Liverpool forward Mohamed Salah will get the chance to put his Premier League struggles behind him and rediscover his goalscoring touch with Egypt in Africa Cup of Nations qualifying this week.
After a sensational 44-goal first season at Anfield, Salah has only managed three in the league this campaign, and just one in eight games since August.
The 26 year old's latest blank for club came in Sunday's stalemate against Manchester City that left Liverpool on the same number of points (20) as City but trailing the Premier League leaders on goal difference.
When Salah last played for his country, he scored twice and missed two penalties as the record seven-time African champions romped to a 6-0 win over Niger during September.
Egypt face eSwatini (formerly Swaziland), a team ranked 136th by Fifa, at the Al Salam Stadium in Cairo on Friday.
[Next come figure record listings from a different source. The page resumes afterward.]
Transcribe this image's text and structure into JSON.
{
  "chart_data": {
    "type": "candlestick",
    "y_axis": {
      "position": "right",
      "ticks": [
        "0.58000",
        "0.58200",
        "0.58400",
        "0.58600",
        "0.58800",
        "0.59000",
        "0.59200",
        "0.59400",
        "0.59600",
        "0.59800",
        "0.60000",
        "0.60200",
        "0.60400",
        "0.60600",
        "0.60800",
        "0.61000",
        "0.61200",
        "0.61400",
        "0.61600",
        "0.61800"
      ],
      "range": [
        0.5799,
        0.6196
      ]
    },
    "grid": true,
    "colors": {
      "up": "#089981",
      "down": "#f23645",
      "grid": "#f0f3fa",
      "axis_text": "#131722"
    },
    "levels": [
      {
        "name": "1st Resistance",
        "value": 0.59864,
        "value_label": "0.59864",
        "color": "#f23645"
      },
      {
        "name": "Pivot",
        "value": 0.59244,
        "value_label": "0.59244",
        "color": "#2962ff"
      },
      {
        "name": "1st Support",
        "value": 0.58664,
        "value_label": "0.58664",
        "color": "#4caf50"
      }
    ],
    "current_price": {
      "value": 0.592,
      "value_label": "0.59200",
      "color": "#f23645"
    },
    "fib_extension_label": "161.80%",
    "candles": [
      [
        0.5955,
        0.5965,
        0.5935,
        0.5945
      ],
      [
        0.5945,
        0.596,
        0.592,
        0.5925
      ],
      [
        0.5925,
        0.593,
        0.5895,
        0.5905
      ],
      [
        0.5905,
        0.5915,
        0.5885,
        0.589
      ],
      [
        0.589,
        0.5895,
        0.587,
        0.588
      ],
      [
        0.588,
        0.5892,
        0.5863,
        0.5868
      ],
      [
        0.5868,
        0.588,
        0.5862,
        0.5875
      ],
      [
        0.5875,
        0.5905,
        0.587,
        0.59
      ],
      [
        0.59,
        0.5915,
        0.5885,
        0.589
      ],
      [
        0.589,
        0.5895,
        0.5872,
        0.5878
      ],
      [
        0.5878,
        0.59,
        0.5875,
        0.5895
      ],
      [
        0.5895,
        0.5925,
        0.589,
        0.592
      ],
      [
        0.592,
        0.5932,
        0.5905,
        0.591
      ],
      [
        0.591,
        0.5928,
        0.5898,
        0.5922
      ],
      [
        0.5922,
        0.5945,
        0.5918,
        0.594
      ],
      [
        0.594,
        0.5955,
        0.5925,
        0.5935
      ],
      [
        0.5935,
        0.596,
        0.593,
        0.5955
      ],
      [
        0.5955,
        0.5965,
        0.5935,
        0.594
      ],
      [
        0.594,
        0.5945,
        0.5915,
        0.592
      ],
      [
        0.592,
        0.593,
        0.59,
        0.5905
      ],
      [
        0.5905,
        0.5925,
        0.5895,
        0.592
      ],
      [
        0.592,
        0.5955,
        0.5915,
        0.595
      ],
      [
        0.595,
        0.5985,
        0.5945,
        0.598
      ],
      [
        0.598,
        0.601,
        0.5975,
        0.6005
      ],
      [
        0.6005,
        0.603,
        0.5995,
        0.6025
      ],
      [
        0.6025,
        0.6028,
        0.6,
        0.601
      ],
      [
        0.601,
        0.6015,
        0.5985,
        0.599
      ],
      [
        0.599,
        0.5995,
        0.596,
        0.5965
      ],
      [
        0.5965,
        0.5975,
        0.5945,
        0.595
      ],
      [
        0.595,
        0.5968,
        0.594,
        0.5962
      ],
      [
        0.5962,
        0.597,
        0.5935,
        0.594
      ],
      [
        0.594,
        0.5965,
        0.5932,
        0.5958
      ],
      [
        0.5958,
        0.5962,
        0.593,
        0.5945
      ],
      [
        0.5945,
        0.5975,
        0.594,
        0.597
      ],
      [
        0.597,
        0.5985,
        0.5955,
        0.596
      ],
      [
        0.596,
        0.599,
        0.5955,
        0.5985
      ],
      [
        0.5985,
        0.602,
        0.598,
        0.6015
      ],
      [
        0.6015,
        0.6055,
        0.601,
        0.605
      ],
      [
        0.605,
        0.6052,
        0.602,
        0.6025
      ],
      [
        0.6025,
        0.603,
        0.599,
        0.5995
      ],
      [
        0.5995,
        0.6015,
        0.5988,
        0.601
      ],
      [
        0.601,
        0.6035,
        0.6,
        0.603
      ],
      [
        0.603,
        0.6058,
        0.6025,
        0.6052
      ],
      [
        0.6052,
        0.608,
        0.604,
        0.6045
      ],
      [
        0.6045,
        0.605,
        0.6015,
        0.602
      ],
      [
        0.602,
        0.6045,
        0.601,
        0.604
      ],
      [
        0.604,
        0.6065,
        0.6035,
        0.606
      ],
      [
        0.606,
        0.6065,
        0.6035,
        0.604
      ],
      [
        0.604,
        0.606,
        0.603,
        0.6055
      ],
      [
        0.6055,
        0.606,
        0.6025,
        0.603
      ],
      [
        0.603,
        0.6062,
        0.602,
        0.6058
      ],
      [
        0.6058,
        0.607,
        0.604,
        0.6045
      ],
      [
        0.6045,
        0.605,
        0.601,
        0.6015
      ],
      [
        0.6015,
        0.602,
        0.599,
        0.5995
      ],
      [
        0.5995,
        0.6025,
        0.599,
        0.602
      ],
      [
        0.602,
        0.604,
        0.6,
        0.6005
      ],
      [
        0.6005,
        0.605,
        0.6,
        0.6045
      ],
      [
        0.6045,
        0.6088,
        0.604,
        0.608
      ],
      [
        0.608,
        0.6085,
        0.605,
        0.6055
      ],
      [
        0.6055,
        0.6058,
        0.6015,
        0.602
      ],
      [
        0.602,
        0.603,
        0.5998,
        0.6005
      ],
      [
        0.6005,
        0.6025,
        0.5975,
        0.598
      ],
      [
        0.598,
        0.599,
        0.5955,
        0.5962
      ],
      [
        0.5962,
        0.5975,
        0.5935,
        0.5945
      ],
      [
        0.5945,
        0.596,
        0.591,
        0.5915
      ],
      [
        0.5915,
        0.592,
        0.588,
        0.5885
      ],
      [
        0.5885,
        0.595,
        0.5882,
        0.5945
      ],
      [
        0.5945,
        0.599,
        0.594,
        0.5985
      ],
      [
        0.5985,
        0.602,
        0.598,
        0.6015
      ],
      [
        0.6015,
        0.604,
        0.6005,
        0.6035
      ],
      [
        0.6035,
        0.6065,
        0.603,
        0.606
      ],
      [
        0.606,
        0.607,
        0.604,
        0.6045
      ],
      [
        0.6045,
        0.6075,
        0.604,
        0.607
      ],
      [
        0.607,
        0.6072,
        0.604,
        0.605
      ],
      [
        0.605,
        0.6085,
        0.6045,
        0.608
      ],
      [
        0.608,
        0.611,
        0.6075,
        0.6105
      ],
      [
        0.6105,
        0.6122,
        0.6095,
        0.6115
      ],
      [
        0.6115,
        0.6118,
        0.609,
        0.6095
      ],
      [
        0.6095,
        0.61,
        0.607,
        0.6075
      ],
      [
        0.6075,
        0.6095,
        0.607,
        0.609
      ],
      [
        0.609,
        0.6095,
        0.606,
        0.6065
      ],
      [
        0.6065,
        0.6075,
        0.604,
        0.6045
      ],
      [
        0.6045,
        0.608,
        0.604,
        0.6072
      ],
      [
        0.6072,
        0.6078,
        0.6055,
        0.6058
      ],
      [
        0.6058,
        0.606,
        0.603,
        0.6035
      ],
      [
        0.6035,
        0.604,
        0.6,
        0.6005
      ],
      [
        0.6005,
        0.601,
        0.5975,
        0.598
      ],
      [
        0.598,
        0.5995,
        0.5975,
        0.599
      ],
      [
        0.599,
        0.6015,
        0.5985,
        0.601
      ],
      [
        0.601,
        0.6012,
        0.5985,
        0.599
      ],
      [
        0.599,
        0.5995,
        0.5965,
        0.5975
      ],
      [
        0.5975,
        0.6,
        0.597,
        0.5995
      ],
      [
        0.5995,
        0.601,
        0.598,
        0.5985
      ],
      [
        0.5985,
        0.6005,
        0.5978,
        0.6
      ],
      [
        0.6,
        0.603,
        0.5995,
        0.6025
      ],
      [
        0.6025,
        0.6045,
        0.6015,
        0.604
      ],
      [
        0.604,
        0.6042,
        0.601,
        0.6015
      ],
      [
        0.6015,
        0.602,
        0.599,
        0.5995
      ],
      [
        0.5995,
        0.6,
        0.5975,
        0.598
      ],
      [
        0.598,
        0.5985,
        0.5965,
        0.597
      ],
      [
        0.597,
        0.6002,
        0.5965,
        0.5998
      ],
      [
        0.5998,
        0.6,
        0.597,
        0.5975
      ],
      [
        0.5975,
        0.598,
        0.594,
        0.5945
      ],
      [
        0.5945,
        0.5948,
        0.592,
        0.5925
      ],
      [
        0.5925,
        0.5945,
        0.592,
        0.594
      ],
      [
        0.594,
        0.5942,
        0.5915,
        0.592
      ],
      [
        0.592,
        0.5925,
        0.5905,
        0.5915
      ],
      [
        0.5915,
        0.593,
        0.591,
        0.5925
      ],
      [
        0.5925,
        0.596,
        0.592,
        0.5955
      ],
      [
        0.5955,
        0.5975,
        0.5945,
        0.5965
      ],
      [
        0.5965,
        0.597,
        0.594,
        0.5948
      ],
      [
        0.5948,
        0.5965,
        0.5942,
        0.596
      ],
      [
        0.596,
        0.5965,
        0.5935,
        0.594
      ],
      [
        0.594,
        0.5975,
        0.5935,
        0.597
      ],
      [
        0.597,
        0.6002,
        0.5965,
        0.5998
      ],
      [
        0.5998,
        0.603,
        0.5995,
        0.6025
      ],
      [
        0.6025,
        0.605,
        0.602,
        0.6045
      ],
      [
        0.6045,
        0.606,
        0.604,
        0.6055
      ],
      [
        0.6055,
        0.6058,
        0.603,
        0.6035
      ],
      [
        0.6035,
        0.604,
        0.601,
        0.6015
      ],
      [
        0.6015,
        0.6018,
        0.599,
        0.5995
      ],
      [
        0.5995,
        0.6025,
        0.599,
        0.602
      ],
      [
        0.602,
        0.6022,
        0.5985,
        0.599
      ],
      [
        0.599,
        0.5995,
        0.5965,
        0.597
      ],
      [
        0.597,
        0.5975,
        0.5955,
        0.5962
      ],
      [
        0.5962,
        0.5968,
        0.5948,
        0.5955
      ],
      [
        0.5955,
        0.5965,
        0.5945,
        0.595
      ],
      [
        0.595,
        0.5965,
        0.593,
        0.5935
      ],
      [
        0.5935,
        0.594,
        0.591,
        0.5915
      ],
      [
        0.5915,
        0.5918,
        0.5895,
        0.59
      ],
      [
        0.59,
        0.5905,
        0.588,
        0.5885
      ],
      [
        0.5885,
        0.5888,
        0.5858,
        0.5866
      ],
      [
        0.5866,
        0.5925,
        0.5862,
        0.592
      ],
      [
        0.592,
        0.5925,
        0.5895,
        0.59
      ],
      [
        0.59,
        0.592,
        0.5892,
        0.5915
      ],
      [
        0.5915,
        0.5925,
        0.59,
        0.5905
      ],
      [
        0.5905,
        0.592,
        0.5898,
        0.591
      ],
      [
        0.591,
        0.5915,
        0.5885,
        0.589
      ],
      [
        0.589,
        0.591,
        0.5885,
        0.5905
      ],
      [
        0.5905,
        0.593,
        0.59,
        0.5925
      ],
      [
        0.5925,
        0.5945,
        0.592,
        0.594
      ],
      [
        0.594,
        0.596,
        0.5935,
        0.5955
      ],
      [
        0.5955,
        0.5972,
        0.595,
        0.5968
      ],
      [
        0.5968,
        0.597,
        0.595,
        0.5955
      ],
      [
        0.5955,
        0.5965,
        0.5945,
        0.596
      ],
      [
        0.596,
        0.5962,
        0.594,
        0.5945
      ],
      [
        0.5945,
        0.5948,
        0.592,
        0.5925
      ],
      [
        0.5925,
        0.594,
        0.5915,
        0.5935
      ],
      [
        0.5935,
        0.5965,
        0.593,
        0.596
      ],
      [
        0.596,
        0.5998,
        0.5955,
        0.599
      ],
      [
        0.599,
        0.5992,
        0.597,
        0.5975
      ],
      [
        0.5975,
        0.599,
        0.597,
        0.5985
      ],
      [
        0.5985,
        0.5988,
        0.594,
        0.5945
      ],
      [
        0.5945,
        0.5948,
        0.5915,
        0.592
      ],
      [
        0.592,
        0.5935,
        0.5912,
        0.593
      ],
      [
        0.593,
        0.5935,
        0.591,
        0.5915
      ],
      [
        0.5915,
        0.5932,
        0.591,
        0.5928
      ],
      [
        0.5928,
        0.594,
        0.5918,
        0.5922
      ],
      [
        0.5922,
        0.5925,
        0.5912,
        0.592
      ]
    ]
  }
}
The former Basel and Chelsea player will fancy his chances of adding to his tally of 37 goals for the Pharaohs against a team with a caretaker manager, no stars and a squad comprised of locals and a sprinkling of players with South African second-tier clubs.
Salah is the pride of Egypt having won the best goal and finished third in the best player category behind Luka Modric and Cristiano Ronaldo at the recent Fifa Aawards.
He is also among 30 contenders for the Ballon d'Or prize bestowed annually by France Football magazine.
But in truth he has not looked like the same player since being injured by a robust Sergio Ramos tackle in the Uefa Champions League final in May, with Liverpool losing the match in Kiev 3-1.
A disappointing World Cup saw the former Roma player fail to make an impact - although he did notch two goals - as Egypt exited the tournament bottom of their group.
In August, Salah was involved in a bitter feud with the Egyptian Football Association, demanding the resignations of EFA officials if they did not offer him more protection from fans while on international duty as well as a dispute over image rights.
Salah's recent scarcity of goals for Liverpool, and being substituted in a match at Chelsea, has drawn sympathy from Egyptian pundits.
"Salah must not look back at last season, whether it was his goal scoring or his exceptional form," said Islam el-Shater in Al-Masry Al-Youm.
Another columnist in that newspaper, Mohammed el-Bourmy, wrote: "Salah is being compared to [Cristiano] Ronaldo and [Lionel] Messi and some possibly believed he could score 40 to 50 goals every season.
"He is not required to do that, but rather to have a good season with 20 goals to his name and enjoy himself."
Leading football commentator Hassan el-Mistekawi noted that "the Salah smile is missing since the start of the season because of the pressure he is under to score".
Egypt and eSwatini will meet twice during the Cup of Nations window with the return match next Tuesday in Manzini, where the southern African nation lost 2-0 to Tunisia last month.
There are 48 Cup of Nations fixtures spread over seven days, although doubts surround those between Ghana and Sierra Leone in Kumasi this Thursday and in Freetown next Monday.
Sierra Leone, banned by Fifa from international competitions over government interference in the running of the sport, are racing against the clock to be reinstated.